| Syren Baran 2007-05-30, 7:20 pm |
| toby schrieb:
>
> Well, that goes as far as 25,000 users. Is there a benchmarked system
> besides yaws that painlessly goes to 90,000 and beyond?
Oh sut up. Even the benchmark page states this simulates a DDOS attack,
not active users. Even estimating that every user on a web server will
only use 1KB/s (average) this would mean 90MB/s. Even in case of a GB
connection (in which case there would probably be server redundance,e.g.
round robin) this "benchmark" could only prove a bug or security flaw in
Apache. Post it to Apache or mitre as you wish.

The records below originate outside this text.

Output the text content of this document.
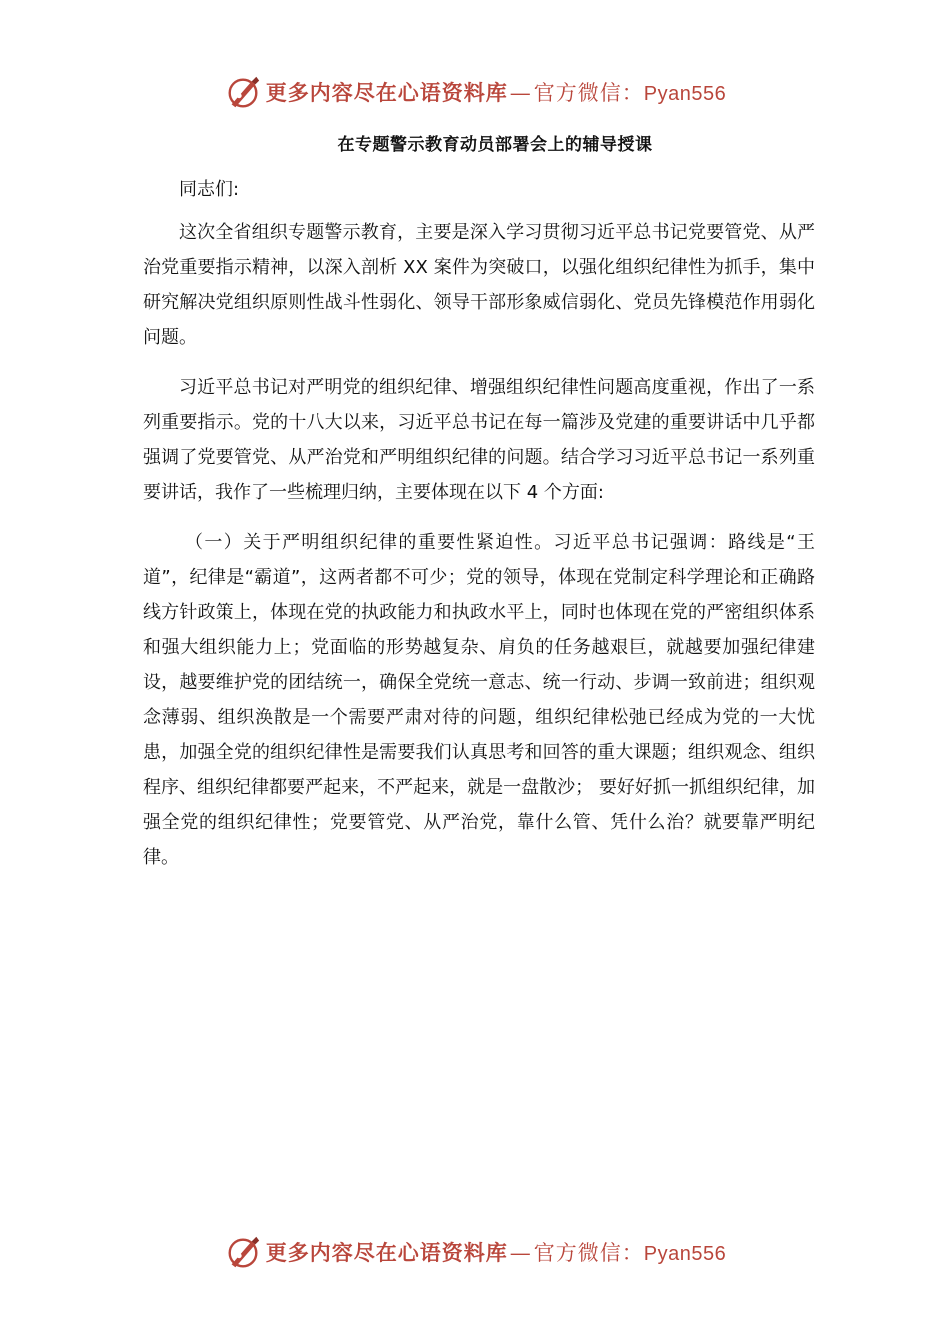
更多内容尽在心语资料库—官方微信：Pyan556
在专题警示教育动员部署会上的辅导授课

同志们:

这次全省组织专题警示教育，主要是深入学习贯彻习近平总书记党要管党、从严治党重要指示精神，以深入剖析 XX 案件为突破口，以强化组织纪律性为抓手，集中研究解决党组织原则性战斗性弱化、领导干部形象威信弱化、党员先锋模范作用弱化问题。

习近平总书记对严明党的组织纪律、增强组织纪律性问题高度重视，作出了一系列重要指示。党的十八大以来，习近平总书记在每一篇涉及党建的重要讲话中几乎都强调了党要管党、从严治党和严明组织纪律的问题。结合学习习近平总书记一系列重要讲话，我作了一些梳理归纳，主要体现在以下 4 个方面:

（一）关于严明组织纪律的重要性紧迫性。习近平总书记强调：路线是“王道”，纪律是“霸道”，这两者都不可少；党的领导，体现在党制定科学理论和正确路线方针政策上，体现在党的执政能力和执政水平上，同时也体现在党的严密组织体系和强大组织能力上；党面临的形势越复杂、肩负的任务越艰巨，就越要加强纪律建设，越要维护党的团结统一，确保全党统一意志、统一行动、步调一致前进；组织观念薄弱、组织涣散是一个需要严肃对待的问题，组织纪律松弛已经成为党的一大忧患，加强全党的组织纪律性是需要我们认真思考和回答的重大课题；组织观念、组织程序、组织纪律都要严起来，不严起来，就是一盘散沙； 要好好抓一抓组织纪律，加强全党的组织纪律性；党要管党、从严治党，靠什么管、凭什么治？就要靠严明纪律。

更多内容尽在心语资料库—官方微信：Pyan556
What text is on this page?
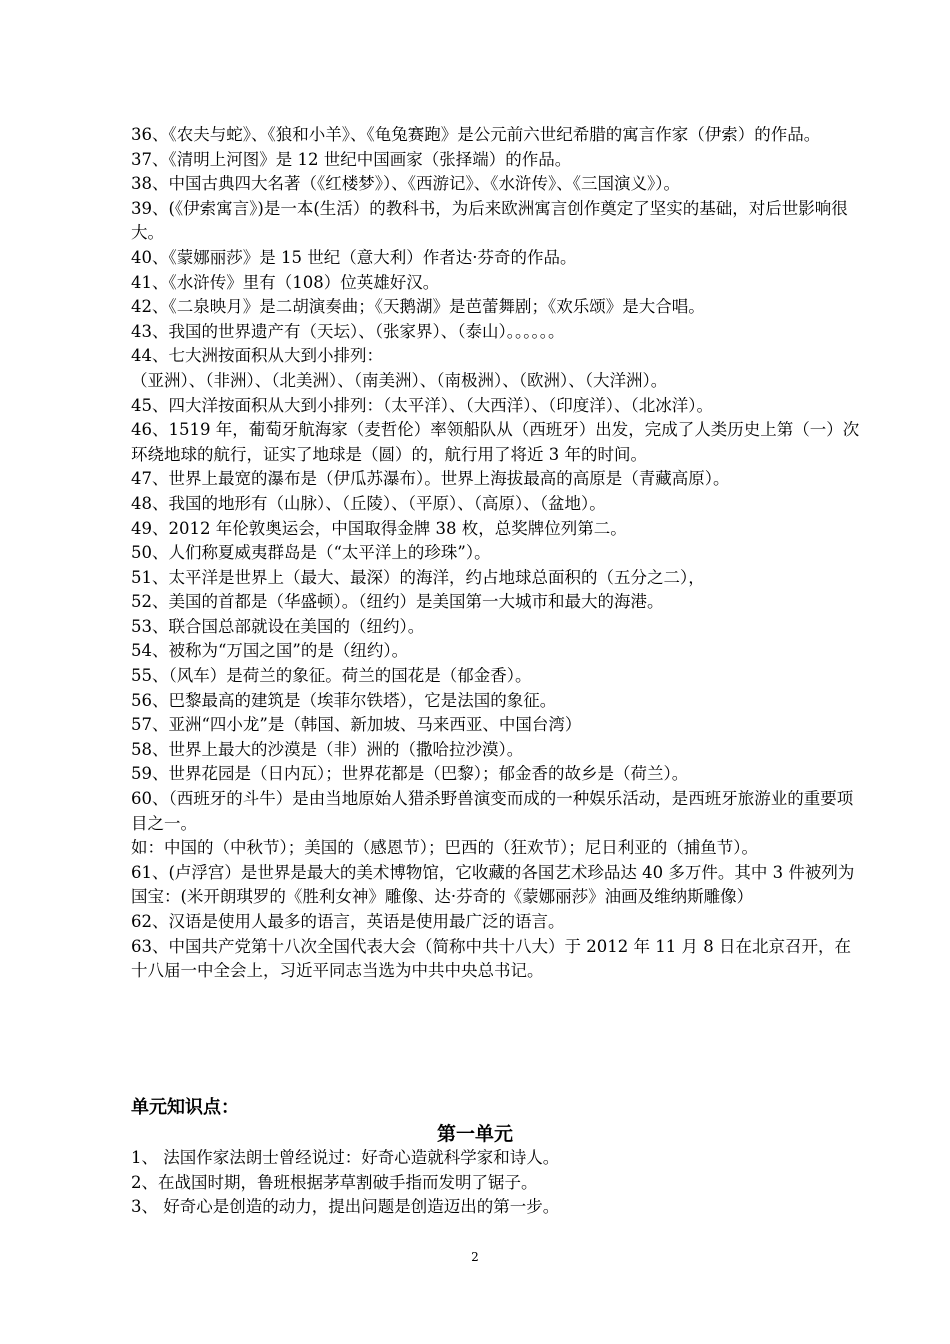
36、《农夫与蛇》、《狼和小羊》、《龟兔赛跑》是公元前六世纪希腊的寓言作家（伊索）的作品。
37、《清明上河图》是 12 世纪中国画家（张择端）的作品。
38、中国古典四大名著（《红楼梦》）、《西游记》、《水浒传》、《三国演义》）。
39、(《伊索寓言》)是一本(生活）的教科书，为后来欧洲寓言创作奠定了坚实的基础，对后世影响很大。
40、《蒙娜丽莎》是 15 世纪（意大利）作者达·芬奇的作品。
41、《水浒传》里有（108）位英雄好汉。
42、《二泉映月》是二胡演奏曲；《天鹅湖》是芭蕾舞剧；《欢乐颂》是大合唱。
43、我国的世界遗产有（天坛）、（张家界）、（泰山）。。。。。。
44、七大洲按面积从大到小排列：
（亚洲）、（非洲）、（北美洲）、（南美洲）、（南极洲）、（欧洲）、（大洋洲）。
45、四大洋按面积从大到小排列：（太平洋）、（大西洋）、（印度洋）、（北冰洋）。
46、1519 年，葡萄牙航海家（麦哲伦）率领船队从（西班牙）出发，完成了人类历史上第（一）次环绕地球的航行，证实了地球是（圆）的，航行用了将近 3 年的时间。
47、世界上最宽的瀑布是（伊瓜苏瀑布）。世界上海拔最高的高原是（青藏高原）。
48、我国的地形有（山脉）、（丘陵）、（平原）、（高原）、（盆地）。
49、2012 年伦敦奥运会，中国取得金牌 38 枚，总奖牌位列第二。
50、人们称夏威夷群岛是（“太平洋上的珍珠”）。
51、太平洋是世界上（最大、最深）的海洋，约占地球总面积的（五分之二），
52、美国的首都是（华盛顿）。（纽约）是美国第一大城市和最大的海港。
53、联合国总部就设在美国的（纽约）。
54、被称为“万国之国”的是（纽约）。
55、（风车）是荷兰的象征。荷兰的国花是（郁金香）。
56、巴黎最高的建筑是（埃菲尔铁塔），它是法国的象征。
57、亚洲“四小龙”是（韩国、新加坡、马来西亚、中国台湾）
58、世界上最大的沙漠是（非）洲的（撒哈拉沙漠）。
59、世界花园是（日内瓦）；世界花都是（巴黎）；郁金香的故乡是（荷兰）。
60、（西班牙的斗牛）是由当地原始人猎杀野兽演变而成的一种娱乐活动，是西班牙旅游业的重要项目之一。
如：中国的（中秋节）；美国的（感恩节）；巴西的（狂欢节）；尼日利亚的（捕鱼节）。
61、(卢浮宫）是世界是最大的美术博物馆，它收藏的各国艺术珍品达 40 多万件。其中 3 件被列为国宝：(米开朗琪罗的《胜利女神》雕像、达·芬奇的《蒙娜丽莎》油画及维纳斯雕像）
62、汉语是使用人最多的语言，英语是使用最广泛的语言。
63、中国共产党第十八次全国代表大会（简称中共十八大）于 2012 年 11 月 8 日在北京召开，在十八届一中全会上，习近平同志当选为中共中央总书记。
单元知识点：
第一单元
1、 法国作家法朗士曾经说过：好奇心造就科学家和诗人。
2、在战国时期，鲁班根据茅草割破手指而发明了锯子。
3、 好奇心是创造的动力，提出问题是创造迈出的第一步。
2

On the other hand your benchmark actually details a far more serious
flaw in Jaws itself.
Why, tell me why, does Apache start out at 400KB/s on NFS while
Apache/local and Jaws/NFS do 800KB/s?
Oh, i got the answer.
800KB/s (given the stated 20KB packet size) require 40 packets/s, or, in
other words, 25 ms mean time. Given the fact that i assume tcp handshake
has been done (and HTTP/1.1 keep-alive is being used) i estimate only
two packets are necesarry, so a "ping Time" or network latency of 12.5
ms can be expected.
Now, if a web server checks (as it should) the mtime of a file over nfs
the same latency can be assumed (2 packets as well).
So, without knowing erlang or jaws, it guess its reasonable to assume
that jaws doesnt check for modifications of the files served.
Need to send it a HUP or restart it when you change a file in the server
directory, great, thanks, i think iŽll skip that one.